Чтобы лучше понять мотивы, по которым он целых два года не занимался тем, что считал своим истинным призванием, вспомним, что писал из Парижа двумя десятилетиями раньше один русский художник, посланный туда в качестве пенсионера Академии художеств. Он писал, что не может работать, «не зная ни народа, ни его образа жизни, не зная типов народных, что составляет основу жанра». «Незнание характера и нравственной жизни народа делают невозможным довести до конца ни одной из моих работ». Это писал В. Г. Перов, испрашивая разрешение вернуться до срока.

Какая бы дистанция времени, национальной принадлежности, таланта, стиля не отделяла Ван Гога от Перова — в чем-то они были людьми близкого склада.
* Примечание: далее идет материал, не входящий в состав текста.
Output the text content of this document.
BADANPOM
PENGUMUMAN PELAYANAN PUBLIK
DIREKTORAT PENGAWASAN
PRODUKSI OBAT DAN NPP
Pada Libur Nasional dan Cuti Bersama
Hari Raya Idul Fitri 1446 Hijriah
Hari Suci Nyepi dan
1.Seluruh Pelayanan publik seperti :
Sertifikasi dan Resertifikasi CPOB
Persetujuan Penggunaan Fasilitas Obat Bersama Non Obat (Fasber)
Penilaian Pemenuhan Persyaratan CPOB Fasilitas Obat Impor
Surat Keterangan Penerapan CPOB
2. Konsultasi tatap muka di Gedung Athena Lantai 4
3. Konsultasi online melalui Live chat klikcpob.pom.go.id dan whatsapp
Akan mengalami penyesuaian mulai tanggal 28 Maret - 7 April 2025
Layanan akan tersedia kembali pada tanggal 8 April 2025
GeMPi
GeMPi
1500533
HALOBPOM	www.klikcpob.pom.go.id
Ведь Ван Гогу, чтобы написать брабантских крестьян за ужином, казалось необходимым «самому почувствовать себя крестьянином», перевоплотиться в них, хотя он и так с детства знал их достаточно, — а что же мог сделать он с людьми, которых не знал вовсе. Однако художественная сверхзадача Ван Гога была более масштабной, более общечеловеческой, чем у Перова; он так же мало был склонен ограничить себя рамками национального жанра, как и мало способен с легкостью отрешиться от своих национальных и деревенских корней. Вопрос для него не решался простым возвращением на родину: Париж с его импрессионистами и «зелеными пейзажами» был ему необходим. И все же, как и Перов, соотечественников своих он знал изнутри, органически, даже будучи сам ими не понят и отвергнут, а с парижанами, даже если они принимали его терпимее и благосклоннее, у него был разный духовный состав.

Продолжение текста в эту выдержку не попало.